The powerful lady boss is not a bitch
As a newbie journalist, I would have given my left leg for a boss as wise, fierce, insightful and supportive as Jacqueline Carlyle. I still would. Scarlet’s editor is an ideal we’re too rarely shown: a take charge, takes-no-prisoners woman who is also compassionate, self-aware and able to admit her mistakes. Oh, and she has a handsome, adoring husband and a couple of cute kids. Hey, girls, you can have it all.
Old white guys are the enemy
When trouble comes to Scarlet it’s usually because of the board. A coterie of aging white men who don’t understand women, media, or social media — yet hold disproportionate sway over all three. Since forever, unless you were a rich white due, rich white dudes were there to do you harm. The Bold Type accurately reflects this universal experience, yet holds out hope.

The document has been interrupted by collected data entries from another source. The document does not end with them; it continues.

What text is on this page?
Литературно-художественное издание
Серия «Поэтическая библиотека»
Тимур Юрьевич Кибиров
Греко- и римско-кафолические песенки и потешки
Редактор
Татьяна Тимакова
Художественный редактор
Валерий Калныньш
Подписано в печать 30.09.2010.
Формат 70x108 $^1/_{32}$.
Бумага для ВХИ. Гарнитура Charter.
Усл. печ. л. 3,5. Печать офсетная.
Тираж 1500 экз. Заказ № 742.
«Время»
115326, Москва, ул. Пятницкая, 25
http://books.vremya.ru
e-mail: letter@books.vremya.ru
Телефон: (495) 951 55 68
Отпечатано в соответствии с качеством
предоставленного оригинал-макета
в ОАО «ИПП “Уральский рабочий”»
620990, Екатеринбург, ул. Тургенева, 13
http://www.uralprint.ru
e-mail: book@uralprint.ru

They say “I love you” a lot
Kat, Sutton and Jane are always saying: “I love you” — to each other. Which I love. How often do we hear platonic female friends say, “I love you”? Not often enough. How often do we say it to our platonic female friends? Not often enough. If you take nothing else from The Bold Type, take this: Say “I love you” to the people you love, say it when you’re happy or sad, when they’re happy or sad. There is nothing going on in the world that won’t be improved by sharing the love.
Nobody runs to mommy & daddy
Sutton, Kat and Jane are each other’s biggest support. Kat’s therapist parents pay bills, but not much more. Sutton’s mom is an alcoholic with money issues. Jane’s mom is dead. This feels a lot more real than shows where benign parents lurk in the background, waiting to pick up the pieces. For me, and most people I know, parents ranged from merely absent to active liabilities. That reality shaped our lives, and it’s nice to see it reflected on screen.
Shows about asshole guys and terrible dating experiences are amusing. For a while. Then they are just discouraging. The Bold Type skips this trope entirely. Jane has an a douchey ex but in no time she gets over him with a gorgeous, clever man who proceeds to become a better person, fall in love with her and write a hit novel. Sutton is dating a company lawyer, 15 years her senior, who is respectful, supportive, and worships the ground she walks on (as he should!) Loving, equal, communicative, positive on-screen partnerships are the hens’ teeth in popular entertainment. The Bold Type is poultry dentures.
Speaking of positive relationship portrayals — Kat and Adena’s open relationship story-line is just. so. fucking.cool. A mainstream TV show portraying an open lesbian relationship as intimate, wholesome, and empowering? Yes!
Honestly, if I hadn’t seen it, I wouldn’t have believed.
This one is almost there. Kat, Jane and Sutton are all conventionally slender and feminine with curves in the approved places. Nevertheless, the show makes a point to discuss body positivity in so many words, with a story where the girls pose for a fashion shoot showing off their scars, freckles, stretchmarks. Better still, their colleague, Scarlet’s sex columnist is heavyset and mousy — a face and figure that would relegate her to “fat friend” status in a standard rom-com. Instead, she’s the one having the hottest sex and dishing the most divine gossip.
When the going get tough, the tough knock back some white wine. Or tequila. Or mix a little whisky into their ice cream. America is stupidly puritanical about alcohol, and especially about women drinking. It is refreshing to see characters who can raise a glass to commiserate, or celebrate, without the next plot point involving rehab. They’re young, fun, gorgeous women who like a drink. And that’s cool. Gorgeous Muslim lesbian artist Adena doesn’t drink, and that’s cool too. Which makes the whole thing extra fucking cool.
Go on then, what’s your latest televisual delight?